Las cifras comenzaron a favorecerme. Mi nombre sonaba hasta en los teléfonos. Me dedicaban a diario artículos extensos, reportajes televisivos y caricaturas. Me conocían en lugares que no había siquiera visitado. Me abrían paso en lugares públicos y muchos personajes respetados se me acercaron. Finalmente acariciaba lo que merecía. No permitiría que ningún adversario me desplazase o me atacase en público sin recordarle quién era, y de ser posible devolverle sus propios errores. Una multitud me aprobaba y tal vez considerarían cambiar de parecer.
A diario respondí cada calumnia de mis enemigos.
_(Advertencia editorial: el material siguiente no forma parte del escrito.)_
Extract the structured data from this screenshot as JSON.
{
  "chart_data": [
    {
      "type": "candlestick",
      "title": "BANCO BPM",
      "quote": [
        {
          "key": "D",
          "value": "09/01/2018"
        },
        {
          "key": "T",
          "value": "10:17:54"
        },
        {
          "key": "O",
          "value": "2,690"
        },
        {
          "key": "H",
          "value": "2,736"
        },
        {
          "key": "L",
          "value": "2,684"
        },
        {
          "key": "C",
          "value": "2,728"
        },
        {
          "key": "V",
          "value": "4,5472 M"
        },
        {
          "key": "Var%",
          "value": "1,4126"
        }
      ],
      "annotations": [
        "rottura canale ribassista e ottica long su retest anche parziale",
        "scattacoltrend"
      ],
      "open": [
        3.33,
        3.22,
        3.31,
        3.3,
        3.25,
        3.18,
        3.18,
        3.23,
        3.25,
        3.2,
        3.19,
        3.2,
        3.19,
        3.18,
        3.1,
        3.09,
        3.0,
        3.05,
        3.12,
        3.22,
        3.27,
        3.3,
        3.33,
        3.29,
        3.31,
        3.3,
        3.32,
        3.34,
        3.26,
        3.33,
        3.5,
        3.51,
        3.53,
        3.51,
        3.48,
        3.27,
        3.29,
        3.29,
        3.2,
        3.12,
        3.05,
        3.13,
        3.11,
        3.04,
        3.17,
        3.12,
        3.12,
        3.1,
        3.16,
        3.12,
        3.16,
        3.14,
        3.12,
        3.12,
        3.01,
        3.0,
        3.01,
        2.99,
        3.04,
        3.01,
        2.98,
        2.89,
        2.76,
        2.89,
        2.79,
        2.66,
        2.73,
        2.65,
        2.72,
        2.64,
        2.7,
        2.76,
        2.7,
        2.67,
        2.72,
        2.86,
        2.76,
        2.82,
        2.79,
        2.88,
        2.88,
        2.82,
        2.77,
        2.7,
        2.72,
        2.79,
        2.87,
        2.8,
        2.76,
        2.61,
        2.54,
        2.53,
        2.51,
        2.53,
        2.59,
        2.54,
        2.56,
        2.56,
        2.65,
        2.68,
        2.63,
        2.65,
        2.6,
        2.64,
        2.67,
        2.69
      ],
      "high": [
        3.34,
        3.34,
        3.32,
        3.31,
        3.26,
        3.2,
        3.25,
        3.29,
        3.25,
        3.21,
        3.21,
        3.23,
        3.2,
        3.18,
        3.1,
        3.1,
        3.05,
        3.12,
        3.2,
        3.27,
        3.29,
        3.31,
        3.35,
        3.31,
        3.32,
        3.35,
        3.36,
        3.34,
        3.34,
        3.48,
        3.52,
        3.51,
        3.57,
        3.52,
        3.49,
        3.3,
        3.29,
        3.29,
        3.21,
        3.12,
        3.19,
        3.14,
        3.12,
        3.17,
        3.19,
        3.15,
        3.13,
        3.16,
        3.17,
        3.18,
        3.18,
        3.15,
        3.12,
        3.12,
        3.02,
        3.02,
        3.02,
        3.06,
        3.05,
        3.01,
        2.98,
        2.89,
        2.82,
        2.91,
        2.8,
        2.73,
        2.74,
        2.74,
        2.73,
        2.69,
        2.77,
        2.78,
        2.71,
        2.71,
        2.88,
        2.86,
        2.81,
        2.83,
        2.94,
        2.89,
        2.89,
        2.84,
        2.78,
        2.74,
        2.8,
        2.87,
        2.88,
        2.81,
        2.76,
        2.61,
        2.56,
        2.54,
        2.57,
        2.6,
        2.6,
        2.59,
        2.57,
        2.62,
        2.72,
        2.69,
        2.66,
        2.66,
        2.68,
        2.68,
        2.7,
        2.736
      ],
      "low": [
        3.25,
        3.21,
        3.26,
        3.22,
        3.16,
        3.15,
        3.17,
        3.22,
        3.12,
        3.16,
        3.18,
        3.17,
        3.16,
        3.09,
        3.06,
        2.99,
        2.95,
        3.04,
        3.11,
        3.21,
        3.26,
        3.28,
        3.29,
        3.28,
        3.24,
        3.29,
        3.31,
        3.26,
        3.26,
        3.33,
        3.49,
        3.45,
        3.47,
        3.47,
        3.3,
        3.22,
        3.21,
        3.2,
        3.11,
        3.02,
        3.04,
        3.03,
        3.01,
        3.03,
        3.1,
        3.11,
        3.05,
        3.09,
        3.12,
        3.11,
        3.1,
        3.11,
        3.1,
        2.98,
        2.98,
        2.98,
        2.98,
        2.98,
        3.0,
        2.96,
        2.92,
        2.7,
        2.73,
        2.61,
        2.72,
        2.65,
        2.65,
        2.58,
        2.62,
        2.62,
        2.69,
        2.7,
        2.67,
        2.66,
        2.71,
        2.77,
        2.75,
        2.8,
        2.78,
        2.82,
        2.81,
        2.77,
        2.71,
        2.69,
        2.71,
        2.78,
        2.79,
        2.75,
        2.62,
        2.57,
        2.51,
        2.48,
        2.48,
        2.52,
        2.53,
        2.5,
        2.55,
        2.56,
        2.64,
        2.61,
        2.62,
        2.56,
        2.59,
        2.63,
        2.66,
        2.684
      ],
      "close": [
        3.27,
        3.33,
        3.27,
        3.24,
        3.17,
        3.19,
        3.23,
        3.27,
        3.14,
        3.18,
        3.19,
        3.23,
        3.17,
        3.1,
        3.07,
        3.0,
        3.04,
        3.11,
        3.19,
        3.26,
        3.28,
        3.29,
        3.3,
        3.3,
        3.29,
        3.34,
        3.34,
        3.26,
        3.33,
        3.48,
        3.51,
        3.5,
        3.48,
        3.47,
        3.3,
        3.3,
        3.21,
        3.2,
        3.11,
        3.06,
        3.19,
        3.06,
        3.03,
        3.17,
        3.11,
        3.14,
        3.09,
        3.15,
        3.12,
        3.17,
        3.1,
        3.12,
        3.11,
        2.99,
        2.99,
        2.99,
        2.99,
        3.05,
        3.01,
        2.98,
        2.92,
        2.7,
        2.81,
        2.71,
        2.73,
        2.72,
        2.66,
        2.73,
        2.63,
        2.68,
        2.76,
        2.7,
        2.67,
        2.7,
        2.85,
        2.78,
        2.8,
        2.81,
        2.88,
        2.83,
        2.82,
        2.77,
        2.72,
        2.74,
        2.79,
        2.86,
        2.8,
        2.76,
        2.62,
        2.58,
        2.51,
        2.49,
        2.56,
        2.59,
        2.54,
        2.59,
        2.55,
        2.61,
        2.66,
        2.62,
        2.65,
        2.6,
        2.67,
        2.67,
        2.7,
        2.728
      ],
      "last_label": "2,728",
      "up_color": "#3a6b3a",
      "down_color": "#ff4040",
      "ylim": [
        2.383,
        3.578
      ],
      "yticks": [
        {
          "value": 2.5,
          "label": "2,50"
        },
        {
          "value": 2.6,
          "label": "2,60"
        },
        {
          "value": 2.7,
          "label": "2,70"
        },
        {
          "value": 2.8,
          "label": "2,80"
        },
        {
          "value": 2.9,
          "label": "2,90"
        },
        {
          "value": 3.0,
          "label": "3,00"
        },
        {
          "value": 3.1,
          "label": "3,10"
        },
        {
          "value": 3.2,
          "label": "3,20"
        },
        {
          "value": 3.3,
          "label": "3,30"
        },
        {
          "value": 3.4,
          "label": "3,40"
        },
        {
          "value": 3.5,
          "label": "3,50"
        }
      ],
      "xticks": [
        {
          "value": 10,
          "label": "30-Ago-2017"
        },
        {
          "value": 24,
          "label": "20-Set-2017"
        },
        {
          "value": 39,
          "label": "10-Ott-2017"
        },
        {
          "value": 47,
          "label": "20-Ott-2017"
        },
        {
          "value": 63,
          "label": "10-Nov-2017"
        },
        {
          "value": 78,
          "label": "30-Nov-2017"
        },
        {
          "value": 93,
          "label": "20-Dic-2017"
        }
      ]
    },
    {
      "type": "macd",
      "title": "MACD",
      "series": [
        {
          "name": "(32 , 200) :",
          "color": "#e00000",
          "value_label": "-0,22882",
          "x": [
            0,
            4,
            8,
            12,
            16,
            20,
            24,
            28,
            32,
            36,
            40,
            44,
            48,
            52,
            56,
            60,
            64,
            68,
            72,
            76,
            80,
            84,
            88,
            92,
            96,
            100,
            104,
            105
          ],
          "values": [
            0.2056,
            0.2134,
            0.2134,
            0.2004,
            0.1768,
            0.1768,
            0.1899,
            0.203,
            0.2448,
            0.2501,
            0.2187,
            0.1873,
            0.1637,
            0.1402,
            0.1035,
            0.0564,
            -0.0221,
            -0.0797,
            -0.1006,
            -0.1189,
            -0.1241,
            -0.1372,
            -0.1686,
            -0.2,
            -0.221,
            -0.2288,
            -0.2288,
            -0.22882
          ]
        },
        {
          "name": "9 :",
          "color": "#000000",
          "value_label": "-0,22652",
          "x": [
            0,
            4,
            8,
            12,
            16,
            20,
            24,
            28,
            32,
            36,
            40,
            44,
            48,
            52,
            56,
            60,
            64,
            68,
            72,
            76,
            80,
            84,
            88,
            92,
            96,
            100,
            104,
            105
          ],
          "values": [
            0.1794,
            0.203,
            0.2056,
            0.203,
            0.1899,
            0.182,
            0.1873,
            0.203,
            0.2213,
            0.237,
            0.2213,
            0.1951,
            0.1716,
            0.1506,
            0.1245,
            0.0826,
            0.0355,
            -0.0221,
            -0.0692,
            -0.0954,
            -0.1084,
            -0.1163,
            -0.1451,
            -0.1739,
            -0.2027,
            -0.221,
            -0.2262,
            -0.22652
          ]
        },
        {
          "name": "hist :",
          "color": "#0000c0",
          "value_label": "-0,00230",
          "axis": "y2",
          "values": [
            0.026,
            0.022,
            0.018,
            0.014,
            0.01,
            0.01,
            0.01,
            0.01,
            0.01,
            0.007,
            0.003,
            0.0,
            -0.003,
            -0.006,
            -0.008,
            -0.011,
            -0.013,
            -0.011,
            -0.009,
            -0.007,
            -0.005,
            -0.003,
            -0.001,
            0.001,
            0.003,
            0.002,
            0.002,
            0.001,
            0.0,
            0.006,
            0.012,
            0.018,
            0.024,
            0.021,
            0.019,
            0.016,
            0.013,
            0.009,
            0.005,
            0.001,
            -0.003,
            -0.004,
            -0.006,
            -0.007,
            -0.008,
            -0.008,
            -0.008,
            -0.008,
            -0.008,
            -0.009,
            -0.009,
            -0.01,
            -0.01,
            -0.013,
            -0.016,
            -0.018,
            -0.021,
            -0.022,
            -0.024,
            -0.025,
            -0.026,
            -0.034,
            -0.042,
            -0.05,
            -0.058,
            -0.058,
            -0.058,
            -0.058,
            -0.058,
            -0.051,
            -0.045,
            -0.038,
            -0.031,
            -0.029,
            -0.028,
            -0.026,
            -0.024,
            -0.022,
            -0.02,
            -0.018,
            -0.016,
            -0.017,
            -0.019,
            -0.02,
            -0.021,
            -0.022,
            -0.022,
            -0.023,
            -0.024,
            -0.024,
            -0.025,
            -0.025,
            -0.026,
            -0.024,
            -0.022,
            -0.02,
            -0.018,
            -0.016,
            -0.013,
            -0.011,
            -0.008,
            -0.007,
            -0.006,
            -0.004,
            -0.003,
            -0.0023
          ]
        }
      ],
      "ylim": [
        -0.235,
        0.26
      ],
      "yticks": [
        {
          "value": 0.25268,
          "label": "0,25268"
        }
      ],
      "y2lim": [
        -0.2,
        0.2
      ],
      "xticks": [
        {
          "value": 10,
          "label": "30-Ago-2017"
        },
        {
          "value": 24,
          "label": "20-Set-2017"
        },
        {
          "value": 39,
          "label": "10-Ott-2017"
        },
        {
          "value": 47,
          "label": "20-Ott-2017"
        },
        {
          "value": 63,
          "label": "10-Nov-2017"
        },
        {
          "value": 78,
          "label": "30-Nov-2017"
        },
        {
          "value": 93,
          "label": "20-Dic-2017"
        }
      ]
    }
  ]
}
Invertí millones en limpiar la basura que me adjudicaban. Olvidé hablar con mis confiados seguidores y prestar atención a la clase pensante, la que sí escuchaba atenta mis propuestas. Pero a esos no los necesitaba, todavía contaba con el voto de la mayoría, que se entusiasmaba cada vez más por ver cómo atacaría al contrario. Ya no necesitaba desperdiciar tiempo en escuchar necesidades ni considerar ideas. De todos modos, el país sería mío en pocos meses.
Amanece otra vez. Asomo mi orgullosa vista hacia el país que pronto dirigiría, sin duda. Esta vez, no veo un horizonte para mis hijos ni mi sociedad. Me veo en ese puesto donde manejo esas arcas a mi antojo, donde las cuentas se ajustan primero a mis intereses y la posteridad me guarda después de haberme ido. No tengo por qué abrir los ojos a las repercusiones de un porvenir que no me corresponde, ni de un sistema educativo del que no sacaré provecho directo. No es asunto mío el descalabro que les tocará a los profesionales de mañana. Solo veo el trono, me veo a mí. Estoy ciego de poder.